The prototype seen in New York did not look production-ready, and the company’s pricing—between $45,000 and $69,000—is ambitious. At the show, the company’s head of product deisgn, Andre Hudson, presented the One, but since then he has already abandoned ship for a different startup, Mullen Automotive. We’re not confident Indi EV will make it, but we’re always happy to be surprised.

Honorable Mentions

nikola tre bev

The Nikola Tre BEV.


Nikola, whose infamous founder, Trevor Milton, was found guilty of fraud charges in October, pivoted away from the planned Badger pickup in late 2021 and spent 2022 building the electric Tre semi truck and developing a hydrogen-fuel-cell version.

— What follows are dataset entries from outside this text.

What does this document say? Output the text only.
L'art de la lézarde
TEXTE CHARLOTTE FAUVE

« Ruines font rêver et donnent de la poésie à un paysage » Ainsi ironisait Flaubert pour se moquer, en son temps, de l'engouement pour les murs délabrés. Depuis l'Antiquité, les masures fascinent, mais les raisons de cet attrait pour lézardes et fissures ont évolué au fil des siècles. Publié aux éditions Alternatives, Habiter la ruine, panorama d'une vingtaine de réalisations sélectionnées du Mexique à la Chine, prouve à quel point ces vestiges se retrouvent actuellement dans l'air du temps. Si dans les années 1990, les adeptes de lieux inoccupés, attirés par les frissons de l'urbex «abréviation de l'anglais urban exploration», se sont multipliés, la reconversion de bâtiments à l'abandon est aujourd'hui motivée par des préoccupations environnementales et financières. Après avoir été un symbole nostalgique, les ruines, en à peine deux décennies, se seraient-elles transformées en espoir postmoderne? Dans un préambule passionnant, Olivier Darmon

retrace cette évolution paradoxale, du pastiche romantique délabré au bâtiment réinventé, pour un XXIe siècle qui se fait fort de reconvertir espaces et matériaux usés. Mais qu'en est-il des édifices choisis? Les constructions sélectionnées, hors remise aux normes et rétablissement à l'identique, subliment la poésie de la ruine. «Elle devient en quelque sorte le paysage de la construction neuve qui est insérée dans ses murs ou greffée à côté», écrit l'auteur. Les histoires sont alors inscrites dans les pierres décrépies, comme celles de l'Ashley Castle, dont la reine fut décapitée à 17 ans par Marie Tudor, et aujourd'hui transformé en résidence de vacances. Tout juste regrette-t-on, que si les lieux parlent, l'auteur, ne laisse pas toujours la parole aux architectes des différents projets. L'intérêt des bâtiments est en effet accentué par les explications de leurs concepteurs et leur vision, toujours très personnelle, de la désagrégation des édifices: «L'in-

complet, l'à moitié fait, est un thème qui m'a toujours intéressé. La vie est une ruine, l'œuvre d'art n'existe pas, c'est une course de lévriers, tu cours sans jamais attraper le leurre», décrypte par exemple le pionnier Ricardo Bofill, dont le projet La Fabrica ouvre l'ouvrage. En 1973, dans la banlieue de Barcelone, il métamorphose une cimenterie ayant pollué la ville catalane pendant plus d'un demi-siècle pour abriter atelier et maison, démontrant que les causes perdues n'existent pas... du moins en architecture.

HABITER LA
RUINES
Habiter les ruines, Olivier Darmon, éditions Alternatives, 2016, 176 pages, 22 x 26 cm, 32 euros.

Bollinger also shifted its focus away from its consumer pickup to a cab-forward electric Class 4 truck called the B4, aiming for production in late 2023. Mullen Automotive—another startup peddling its own electric SUV called the Five and a sports car called the Dragonfly (a rebadged version of the Qiantu K50 sold in China)—purchased a majority stake in Bollinger and bought the assets for the EV vans developed by the bankrupt Electric Last Mile Solutions.

Swedish company Volta also expanded its lineup of Zero delivery trucks as it prepares to start production in 2023, while U.K.-based Arrival struggled to meet production targets in 2022 before building its first prototype in September.

Success Stories?

lordstown endurance

John Voelcker|Car and Driver

While we wouldn’t yet classify these companies as successes, several startups built their first road-worthy cars in 2022. After years of uncertainty, the first customer-bound Lordstown Endurance trucks began rolling off the line in Ohio in November, and we drove an early-production example in October.

Fisker also kicked off production of its electric Ocean SUV in November, with Magna Steyr assembling the vehicles in Austria ahead of deliveries early next year. Fisker also teased two upcoming models, a smaller crossover called the Pear that is supposed to cost less than $30,000 and a sultry sports car called the Ronin that’s due in 2024.

While VinFast has been selling cars in Vietnam since 2019, the company’s expansion to the U.S. with its VF8 and VF9 crossovers was due to start in late 2022. Last week VinFast announced that the ship carrying the first U.S.-spec vehicles had reached California and promised to begin deliveries before the year’s end.